Siddhi Buddha Thangka
Thangka painting depicting Siddhi Buddha is said to be able to grant various siddhis. Siddhi is a supernatural, or otherwise magical power & ability, that is the product of spiritual advancement through sādhanās, such as meditation & yoga. According to Buddhist scholars, some of these siddhis include abilities such as flying through the air, walking through solid obstructions, diving into the ground, walking on water, and so forth.

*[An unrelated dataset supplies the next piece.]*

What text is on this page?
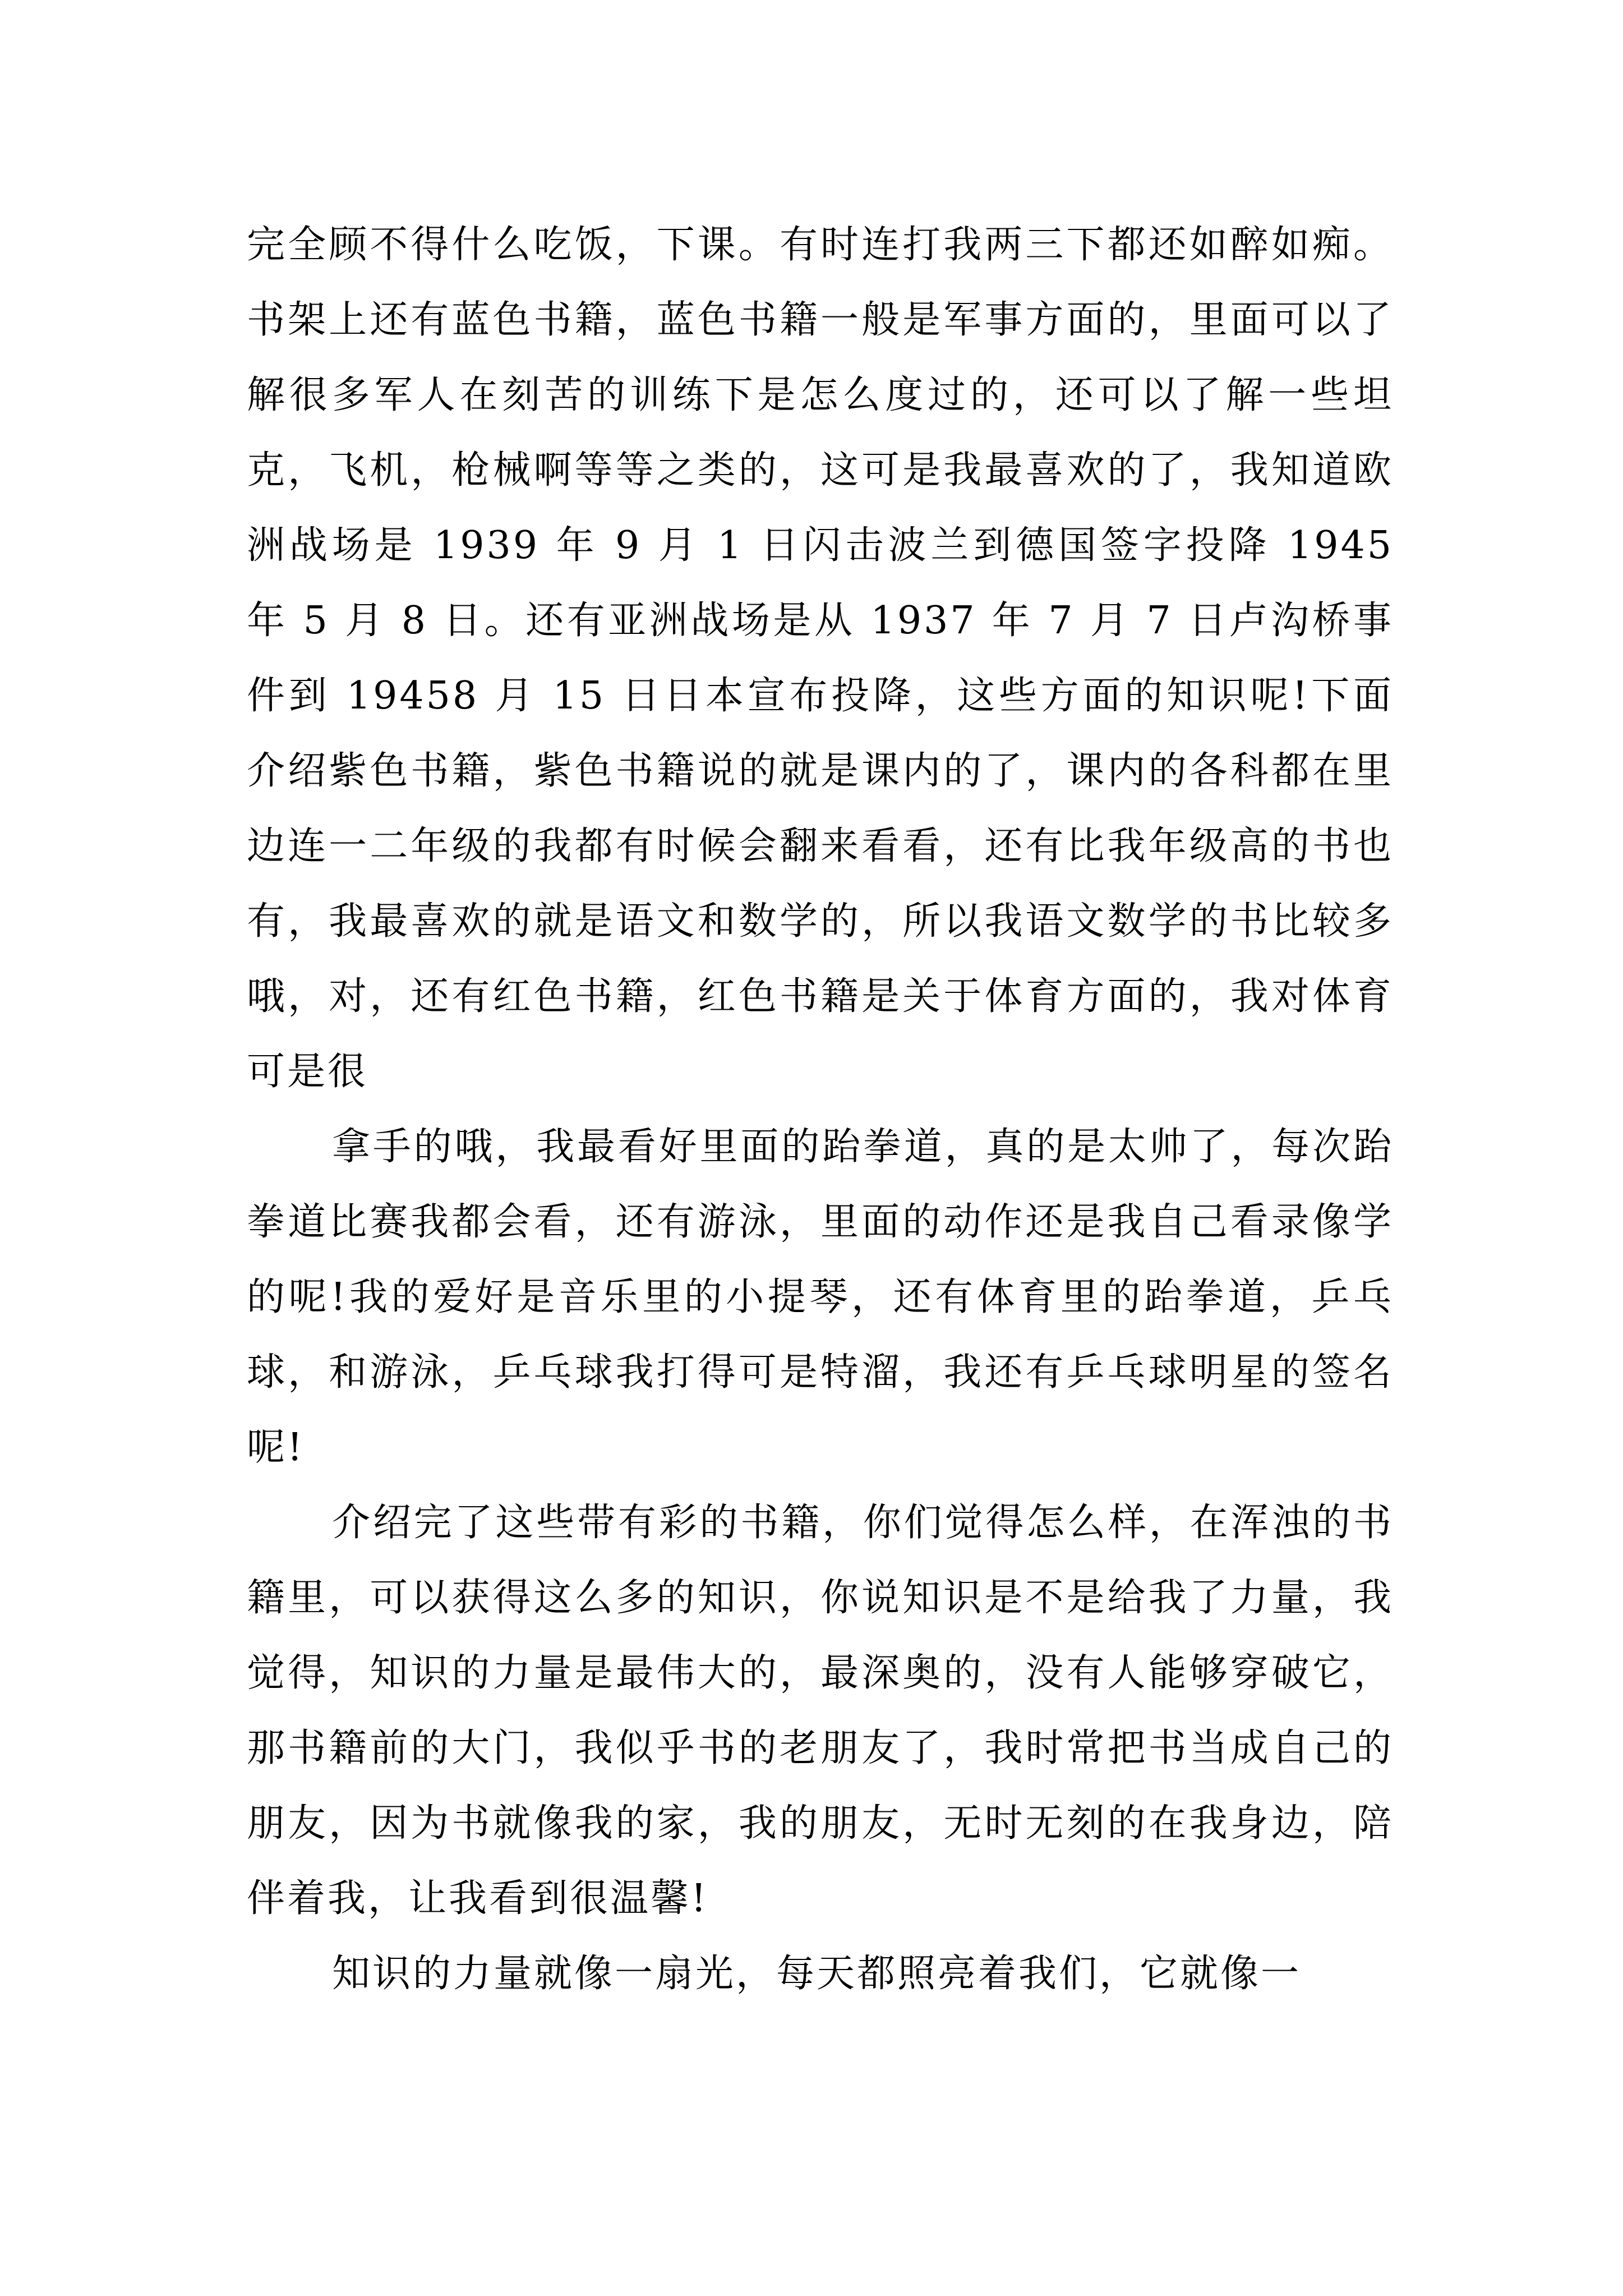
完全顾不得什么吃饭，下课。有时连打我两三下都还如醉如痴。书架上还有蓝色书籍，蓝色书籍一般是军事方面的，里面可以了解很多军人在刻苦的训练下是怎么度过的，还可以了解一些坦克，飞机，枪械啊等等之类的，这可是我最喜欢的了，我知道欧洲战场是 1939 年 9 月 1 日闪击波兰到德国签字投降 1945 年 5 月 8 日。还有亚洲战场是从 1937 年 7 月 7 日卢沟桥事件到 19458 月 15 日日本宣布投降，这些方面的知识呢!下面介绍紫色书籍，紫色书籍说的就是课内的了，课内的各科都在里边连一二年级的我都有时候会翻来看看，还有比我年级高的书也有，我最喜欢的就是语文和数学的，所以我语文数学的书比较多哦，对，还有红色书籍，红色书籍是关于体育方面的，我对体育可是很

拿手的哦，我最看好里面的跆拳道，真的是太帅了，每次跆拳道比赛我都会看，还有游泳，里面的动作还是我自己看录像学的呢!我的爱好是音乐里的小提琴，还有体育里的跆拳道，乒乓球，和游泳，乒乓球我打得可是特溜，我还有乒乓球明星的签名呢!

介绍完了这些带有彩的书籍，你们觉得怎么样，在浑浊的书籍里，可以获得这么多的知识，你说知识是不是给我了力量，我觉得，知识的力量是最伟大的，最深奥的，没有人能够穿破它，那书籍前的大门，我似乎书的老朋友了，我时常把书当成自己的朋友，因为书就像我的家，我的朋友，无时无刻的在我身边，陪伴着我，让我看到很温馨!

知识的力量就像一扇光，每天都照亮着我们，它就像一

Thangka painting depicting Buddhist deity Vajrasattva, who is the Buddha of purification. He is the principle of cosmic consciousness, emptiness, and bliss. Vajrasattva is the archetype of the adamantine path of Tantric Yoga. In the painting, Vajrasattva is represented in embrace with his feminine self. It is the union of the female principle of wisdom (represented by the bell in the left hand) and the male principle of compassion (represented by the Vajra held in the right hand), which leads to harmony and wholeness.Vajrasattva is an important figure in the tantric Buddhism of the Kathmandu Valley. He represents the ideal guru, and is frequently invoked in the guru mandala. The Vajrasattva mantra is considered as having the capacity to purify karma, make peace, and cause enlightened activity.
White Tara Thangka
Thangka painting depicting Buddhist deity White Tara is the "mother of liberation" and represents the virtues of success in achievements. She offers to heal one's wounds, whether it's one's mind, body, or spirit. Tibetans usually think of Tara as having 21 manifestations, as she does in the common Tibetan Buddhist prayer — In Praise of the 21 Taras. In each structure, she takes an alternate tone — like Blue and Black — and offers alternate energy or goodness to help one on one's otherworldly way. Of these 21 Taras, the two most adored are White Tara and Green Tara. In correlation with Green Tara, who is shown situated with one leg on the ground, prepared to go to one's protection, White Tara is situated in the more reflective precious stone lotus position, with the two legs collapsed under her. She is represented with seven eyes - with an eye in her forehead, and one on each hand & foot - symbolizing her compassionate vigilance to see human afflictions. Her left hand is in the protecting mudra and her right hand is in the wish allowing mudra. In her left hand, she holds a stem of the Utpala lotus, a symbol of purity.
White Zambala Thangka
Thangka painting depicting Buddhist deity White Zambala is the God of Wealth. Among the five several Wealth Zambalas, he is recognized as one of the most compelling together with Yellow Zambala, additionally known as Kubera. White Zambala is believed to be a manifestation of Avalokitesvara and was born from his right eye. He sits on a snow lion, holding a mongoose named Nehulay, which spews forth precious jewels and ornaments. He is said to be able to grant wishes and help increase financial abundance.